As an umbrella topic, we all talk. We talk to one another and when we’re not talking, generally we’re listening to someone else talk. Whether or not we’re invited to or we’re imposing. When speaking to someone it is polite to make eye contact and express modes of active listening such as agreeing and shaking your head yes or no, based on what the person is saying.

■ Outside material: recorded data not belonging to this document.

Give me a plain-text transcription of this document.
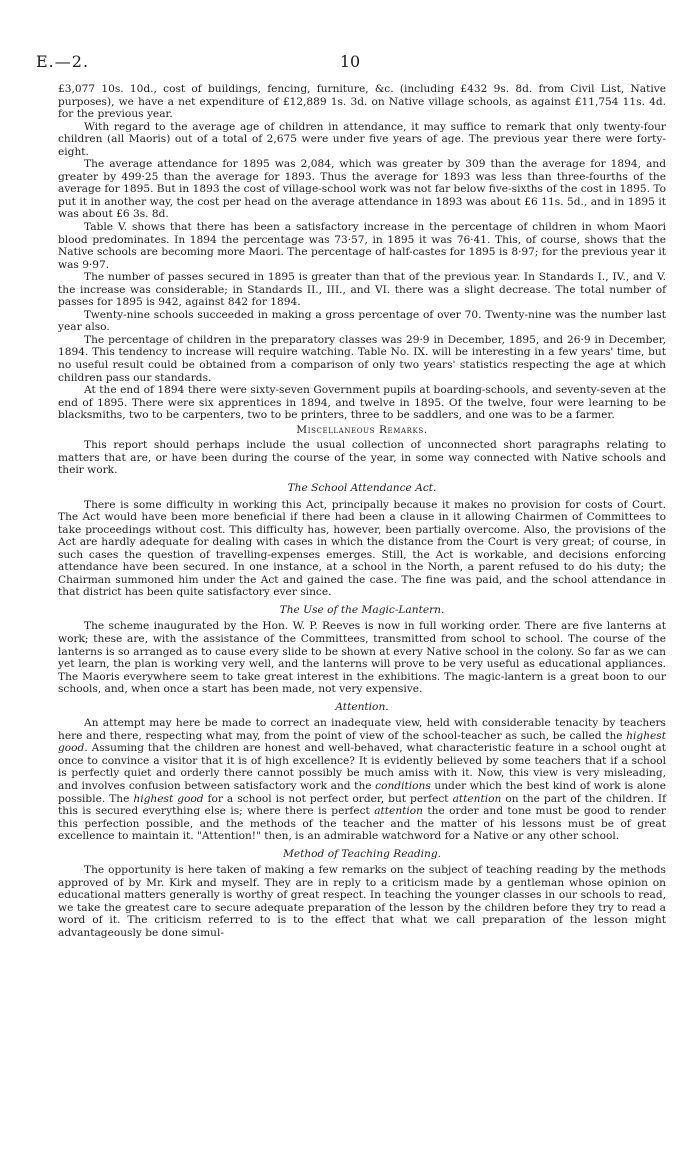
E.—2.	10

£3,077 10s. 10d., cost of buildings, fencing, furniture, &c. (including £432 9s. 8d. from Civil List, Native purposes), we have a net expenditure of £12,889 1s. 3d. on Native village schools, as against £11,754 11s. 4d. for the previous year.

With regard to the average age of children in attendance, it may suffice to remark that only twenty-four children (all Maoris) out of a total of 2,675 were under five years of age. The previous year there were forty-eight.

The average attendance for 1895 was 2,084, which was greater by 309 than the average for 1894, and greater by 499·25 than the average for 1893. Thus the average for 1893 was less than three-fourths of the average for 1895. But in 1893 the cost of village-school work was not far below five-sixths of the cost in 1895. To put it in another way, the cost per head on the average attendance in 1893 was about £6 11s. 5d., and in 1895 it was about £6 3s. 8d.

Table V. shows that there has been a satisfactory increase in the percentage of children in whom Maori blood predominates. In 1894 the percentage was 73·57, in 1895 it was 76·41. This, of course, shows that the Native schools are becoming more Maori. The percentage of half-castes for 1895 is 8·97; for the previous year it was 9·97.

The number of passes secured in 1895 is greater than that of the previous year. In Standards I., IV., and V. the increase was considerable; in Standards II., III., and VI. there was a slight decrease. The total number of passes for 1895 is 942, against 842 for 1894.

Twenty-nine schools succeeded in making a gross percentage of over 70. Twenty-nine was the number last year also.

The percentage of children in the preparatory classes was 29·9 in December, 1895, and 26·9 in December, 1894. This tendency to increase will require watching. Table No. IX. will be interesting in a few years' time, but no useful result could be obtained from a comparison of only two years' statistics respecting the age at which children pass our standards.

At the end of 1894 there were sixty-seven Government pupils at boarding-schools, and seventy-seven at the end of 1895. There were six apprentices in 1894, and twelve in 1895. Of the twelve, four were learning to be blacksmiths, two to be carpenters, two to be printers, three to be saddlers, and one was to be a farmer.

Miscellaneous Remarks.

This report should perhaps include the usual collection of unconnected short paragraphs relating to matters that are, or have been during the course of the year, in some way connected with Native schools and their work.

The School Attendance Act.

There is some difficulty in working this Act, principally because it makes no provision for costs of Court. The Act would have been more beneficial if there had been a clause in it allowing Chairmen of Committees to take proceedings without cost. This difficulty has, however, been partially overcome. Also, the provisions of the Act are hardly adequate for dealing with cases in which the distance from the Court is very great; of course, in such cases the question of travelling-expenses emerges. Still, the Act is workable, and decisions enforcing attendance have been secured. In one instance, at a school in the North, a parent refused to do his duty; the Chairman summoned him under the Act and gained the case. The fine was paid, and the school attendance in that district has been quite satisfactory ever since.

The Use of the Magic-Lantern.

The scheme inaugurated by the Hon. W. P. Reeves is now in full working order. There are five lanterns at work; these are, with the assistance of the Committees, transmitted from school to school. The course of the lanterns is so arranged as to cause every slide to be shown at every Native school in the colony. So far as we can yet learn, the plan is working very well, and the lanterns will prove to be very useful as educational appliances. The Maoris everywhere seem to take great interest in the exhibitions. The magic-lantern is a great boon to our schools, and, when once a start has been made, not very expensive.

Attention.

An attempt may here be made to correct an inadequate view, held with considerable tenacity by teachers here and there, respecting what may, from the point of view of the school-teacher as such, be called the highest good. Assuming that the children are honest and well-behaved, what characteristic feature in a school ought at once to convince a visitor that it is of high excellence? It is evidently believed by some teachers that if a school is perfectly quiet and orderly there cannot possibly be much amiss with it. Now, this view is very misleading, and involves confusion between satisfactory work and the conditions under which the best kind of work is alone possible. The highest good for a school is not perfect order, but perfect attention on the part of the children. If this is secured everything else is; where there is perfect attention the order and tone must be good to render this perfection possible, and the methods of the teacher and the matter of his lessons must be of great excellence to maintain it. "Attention!" then, is an admirable watchword for a Native or any other school.

Method of Teaching Reading.

The opportunity is here taken of making a few remarks on the subject of teaching reading by the methods approved of by Mr. Kirk and myself. They are in reply to a criticism made by a gentleman whose opinion on educational matters generally is worthy of great respect. In teaching the younger classes in our schools to read, we take the greatest care to secure adequate preparation of the lesson by the children before they try to read a word of it. The criticism referred to is to the effect that what we call preparation of the lesson might advantageously be done simul-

As a person with background in voice talent, I am often amused with not only what people are saying but also how they are saying it. In today's lecture I was lost not in the subject matter but purely in the delivery of it. Specifically, in one of my classes a professor of mine has a particularly high-pitched voice and I often times wonder if it is natural or forced? Several clues allude to whether or not this is her God-given tone, or if she speaks in one based out of emotion. She seems like an introverted person and sometimes when these types of people are placed in an atmosphere such as this nervousness can move in and affect how one speaks. Her breath support is strong, which is surprising, although she is not quite petite so she most likely has the capacity for a larger diaphragm, which would make sense that this tone is her own. She makes good use of each one of her articulators for the most part, but flops on certain words almost hinting at some sort of accent. Although from which specific dialect it’s origination is, I am unsure. Her speech is also interesting to me because of the way she delivers. We talk to people of different status than we in different ways. For instance, you normally wouldn’t talk in the same tone to your supervisor as you would to your small puppy at home. This professor in particular talks to us in the same tone as my 1st grade teacher did to us. Sometimes it’s amusing, and other times it’s cute, but the times I hate it the most is when she’s being rude. She’s so pleasant about it. There’s something dissatisfying about that. I suppose I demand variety in tone of speech in certain settings. I had a supervisor one time that sounded like a 5-year old, come later to find out, that she had done voice work for the Nickelodeon show, ‘Rugrats’; maybe I should make a career-change suggestion to her. I think I’ll wait till the end of the term for that though.

1 comment:

  1. This is interesting, particularly the interplay between a more-than-passing look at how your professor speaks and the emotional/intellectual responses it drives in you. What if you opened up and married research in how tone of voice has been studied along with a broadened personal look at more of the voices around you?